Kikuta also said he hoped attendees could walk away with a better understanding of Japanese-American heritage in terms of connecting with their own cultural histories even if the experience has not affected their families directly.

“I really hope that the audience could walk away with a better understanding of the Japanese-American experience as a whole. Because obviously, that experience that Deena wrote about, and that was so beautifully portrayed in our culture, isn’t one that’s common to all Japanese-Americans, but it’s definitely prevalent within our community,” he said.

“[These experiences are] deep scars that we’ve had to get over, and I hope that as NSU, we were able to show that, one, we have gotten over them,” Kikuta continued. “And two, that they’re there. They’re part of our history. And they are things that we don’t want to see happen again, and I hope that we were able to educate the audience on both of those things.” 

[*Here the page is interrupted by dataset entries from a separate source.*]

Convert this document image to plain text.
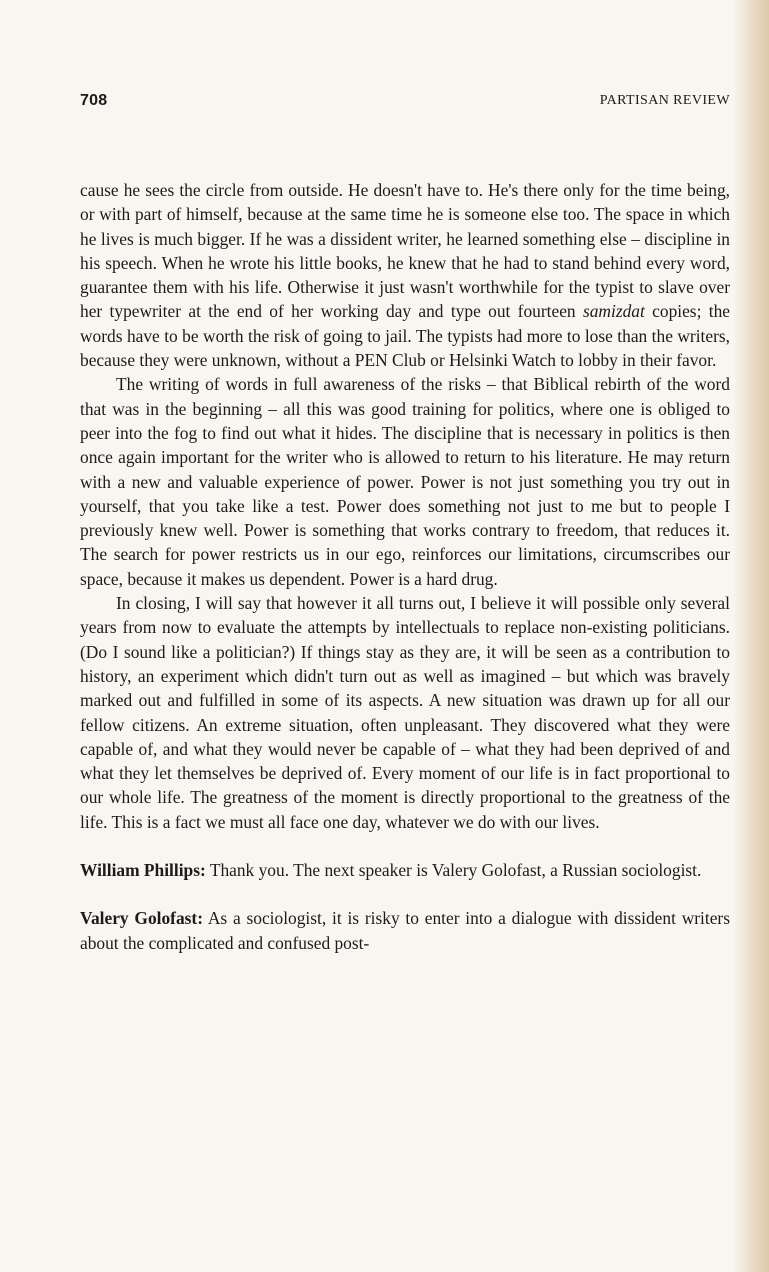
708	PARTISAN REVIEW

cause he sees the circle from outside. He doesn't have to. He's there only for the time being, or with part of himself, because at the same time he is someone else too. The space in which he lives is much bigger. If he was a dissident writer, he learned something else – discipline in his speech. When he wrote his little books, he knew that he had to stand behind every word, guarantee them with his life. Otherwise it just wasn't worthwhile for the typist to slave over her typewriter at the end of her working day and type out fourteen samizdat copies; the words have to be worth the risk of going to jail. The typists had more to lose than the writers, because they were unknown, without a PEN Club or Helsinki Watch to lobby in their favor.

The writing of words in full awareness of the risks – that Biblical rebirth of the word that was in the beginning – all this was good training for politics, where one is obliged to peer into the fog to find out what it hides. The discipline that is necessary in politics is then once again important for the writer who is allowed to return to his literature. He may return with a new and valuable experience of power. Power is not just something you try out in yourself, that you take like a test. Power does something not just to me but to people I previously knew well. Power is something that works contrary to freedom, that reduces it. The search for power restricts us in our ego, reinforces our limitations, circumscribes our space, because it makes us dependent. Power is a hard drug.

In closing, I will say that however it all turns out, I believe it will possible only several years from now to evaluate the attempts by intellectuals to replace non-existing politicians. (Do I sound like a politician?) If things stay as they are, it will be seen as a contribution to history, an experiment which didn't turn out as well as imagined – but which was bravely marked out and fulfilled in some of its aspects. A new situation was drawn up for all our fellow citizens. An extreme situation, often unpleasant. They discovered what they were capable of, and what they would never be capable of – what they had been deprived of and what they let themselves be deprived of. Every moment of our life is in fact proportional to our whole life. The greatness of the moment is directly proportional to the greatness of the life. This is a fact we must all face one day, whatever we do with our lives.

William Phillips: Thank you. The next speaker is Valery Golofast, a Russian sociologist.

Valery Golofast: As a sociologist, it is risky to enter into a dialogue with dissident writers about the complicated and confused post-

Plagmann said highlighting these experiences during Culture Night was to not only honor Japanese-American heritage but also to foster solidarity among other cultural and ethnic identities.

“Each ethnic community in the U.S. has a really deep history — they have all these unique experiences: how they immigrated here, how they adapted with all of these obstacles of American white society. But when you’re showcasing Japanese-American history in particular, we really want to point out not just the resilience of our community, but also to show that these injustices in the past happened a lot of times,” Plagmann said.

Plagmann added that it is important to not only engage in dialogue, but preserve the memories of previous generations. 

“We, as our generation, need to keep these memories alive, to make sure that nothing like this ever happens again, but also to reinforce this pan-ethnic solidarity. We need to come together to make sure that nothing like that happens again, coming together, supporting each other and working together, so that we could really create a path for unity,” she continued.

A version of this article appeared on p. 8 of the May 19, 2022, print edition of the Daily Nexus.